La guerra in Iran ha scatenato un'immediata ondata d'urto finanziaria in tutte le principali classi di attività. Il conflitto militare aperto tra Stati Uniti, Israele e Iran è scoppiato il 28 febbraio, in seguito a esplosioni in tutta Teheran, nel Libano meridionale e vicino alle basi militari statunitensi.
Il presidente Trump ha dichiarato "operazioni di combattimento maggiori" nell'ambito dell'Operazione Epic Fury. L'Iran ha risposto con attacchi missilistici contro le basi israeliane e statunitensi nel Golfo.
Gli investitori di tutti i mercati stanno ora rivalutando le loro posizioni mentre la situazione continua a evolversi ora dopo ora.
La guerra in Iran è arrivata in un momento già fragile per le azioni. L'S&P 500 era diventato negativo per il 2026 prima ancora che arrivasse il primo attacco.
Bank of America aveva le prospettive più ribassiste sull'S&P 500 all'inizio del conflitto, con un obiettivo di fine anno di appena 7.100.
I dati storici, tuttavia, offrono un contrappunto degno di nota. I dati del CFA Institute mostrano che le azioni statunitensi a grande capitalizzazione hanno reso l'11,9% annualizzato durante i periodi di guerra contro il 10,0% durante i periodi di pace.
In sei grandi conflitti, il modello è rimasto coerente: i mercati vendono prima che inizi la guerra, poi si riprendono poco dopo l'inizio.

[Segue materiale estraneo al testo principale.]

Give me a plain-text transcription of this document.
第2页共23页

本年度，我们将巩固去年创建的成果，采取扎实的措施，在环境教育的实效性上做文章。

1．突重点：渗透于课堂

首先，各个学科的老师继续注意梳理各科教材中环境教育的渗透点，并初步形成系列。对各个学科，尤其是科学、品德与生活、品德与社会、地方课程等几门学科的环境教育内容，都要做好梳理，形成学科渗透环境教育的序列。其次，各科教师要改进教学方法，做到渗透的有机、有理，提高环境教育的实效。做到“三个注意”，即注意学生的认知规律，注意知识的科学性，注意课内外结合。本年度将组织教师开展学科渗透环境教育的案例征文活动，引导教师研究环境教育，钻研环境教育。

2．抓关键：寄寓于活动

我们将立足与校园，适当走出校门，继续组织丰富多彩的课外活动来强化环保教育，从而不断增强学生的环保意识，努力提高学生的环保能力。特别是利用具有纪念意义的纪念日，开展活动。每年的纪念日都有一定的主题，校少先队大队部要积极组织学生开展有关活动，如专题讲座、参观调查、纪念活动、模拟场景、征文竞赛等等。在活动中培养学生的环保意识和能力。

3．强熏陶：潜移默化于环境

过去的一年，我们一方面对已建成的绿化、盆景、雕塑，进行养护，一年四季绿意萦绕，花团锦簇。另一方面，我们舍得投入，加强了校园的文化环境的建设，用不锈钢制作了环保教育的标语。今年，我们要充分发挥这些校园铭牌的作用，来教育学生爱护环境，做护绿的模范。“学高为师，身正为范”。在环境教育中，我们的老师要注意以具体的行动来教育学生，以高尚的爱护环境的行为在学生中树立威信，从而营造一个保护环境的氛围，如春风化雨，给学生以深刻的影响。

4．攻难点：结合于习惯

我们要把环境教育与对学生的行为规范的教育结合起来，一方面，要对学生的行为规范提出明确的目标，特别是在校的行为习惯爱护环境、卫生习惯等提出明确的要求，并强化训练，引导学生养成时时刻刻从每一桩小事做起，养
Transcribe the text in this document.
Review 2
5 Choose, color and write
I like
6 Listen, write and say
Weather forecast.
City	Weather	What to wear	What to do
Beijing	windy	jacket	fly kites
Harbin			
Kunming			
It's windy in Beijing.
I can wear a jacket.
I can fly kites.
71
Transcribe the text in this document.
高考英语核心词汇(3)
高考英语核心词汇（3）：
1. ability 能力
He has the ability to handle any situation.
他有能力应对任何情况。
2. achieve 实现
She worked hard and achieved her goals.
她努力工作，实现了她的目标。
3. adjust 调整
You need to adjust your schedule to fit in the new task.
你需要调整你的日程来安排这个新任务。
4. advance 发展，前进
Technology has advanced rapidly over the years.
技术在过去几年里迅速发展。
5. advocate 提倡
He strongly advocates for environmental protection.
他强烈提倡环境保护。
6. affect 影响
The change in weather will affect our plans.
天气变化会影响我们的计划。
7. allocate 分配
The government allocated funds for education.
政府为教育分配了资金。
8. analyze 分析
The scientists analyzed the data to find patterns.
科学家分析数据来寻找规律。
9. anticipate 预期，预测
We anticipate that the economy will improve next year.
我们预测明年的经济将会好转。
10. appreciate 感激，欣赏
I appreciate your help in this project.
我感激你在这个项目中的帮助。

La differenza critica questa volta è il petrolio. Nessuna di quelle guerre precedenti ha minacciato direttamente un corridoio di fornitura che gestisce il 20% del greggio globale.
Se lo Stretto di Hormuz subisce un'interruzione prolungata, il manuale storico "compra la guerra" potrebbe non funzionare. La probabilità di recessione è già passata da circa il 25-30% a un stimato 40-50%.
Bitcoin è sceso a circa 63.000$ in pochi minuti dallo scoppio della guerra in Iran, perdendo il 3,8% quasi immediatamente.
Sono seguite oltre 515 milioni di $ in liquidazioni crypto, cancellando circa 128 miliardi di $ dalla capitalizzazione di mercato totale. Ethereum è sceso del 5,5%, con 149 milioni di $ in liquidazioni di futures ETH registrati da CoinGlass.
L'oro, al contrario, è salito oltre i 5.200$ e si è stabilizzato vicino ai 5.296$ nella stessa finestra temporale. L'argento è salito del 7,85% insieme ad esso.
L'oro aveva già guadagnato il 13,31% solo a gennaio, riflettendo una tendenza di mesi guidata dagli acquisti delle banche centrali e dal crescente slancio della de-dollarizzazione.
La divergenza tra i due asset racconta una chiara storia a breve termine. Bitcoin sta negoziando come un asset risk-on, assorbendo panic selling durante le ore del fine settimana quando nessun altro mercato liquido è aperto.
L'oro sta funzionando come rifugio sicuro tradizionale. Bank of America prevede che l'oro raggiunga i 6.000$ per oncia nei prossimi 12 mesi, e ogni condizione macroeconomica attuale supporta quella traiettoria.
Le conseguenze economiche della guerra in Iran dipendono quasi interamente da ciò che accade nello Stretto di Hormuz. Circa 20 milioni di barili di petrolio passano attraverso di esso ogni giorno, coprendo il GNL del Qatar, il greggio degli Emirati Arabi Uniti e la maggior parte delle esportazioni di Kuwait e Iraq.
Il traffico di petroliere è già rallentato, con la compagnia di navigazione giapponese Nippon Yusen che sta dirigendo l'intera flotta lontano dallo stretto.
Il greggio Brent ha chiuso venerdì precedente a 72,48$, mentre il WTI è salito a 75,33$, in rialzo del 12% in una singola sessione. Lombard Odier stima che un picco temporaneo a 100$ al barile sia plausibile nelle condizioni attuali.
Un aumento sostenuto del 20-30% del prezzo del petrolio potrebbe deprimere la crescita globale dello 0,5-1,0% e spingere l'inflazione headline più in alto di un margine simile.
La reazione a catena da lì attraversa l'intera economia. Un petrolio più alto aumenta i costi nei trasporti, nella produzione e nei beni di consumo. La spesa si contrae, la fiducia cala e la crescita rallenta.
La Federal Reserve, già bloccata con tassi al 3,5-3,75% e inflazione vicina al 3%, ha poco spazio per rispondere. Se il Brent rimane sotto i 90$, i mercati potrebbero stabilizzarsi. Oltre i 100$ in modo sostenuto, la strada attraverso il 2026 diventa notevolmente più difficile.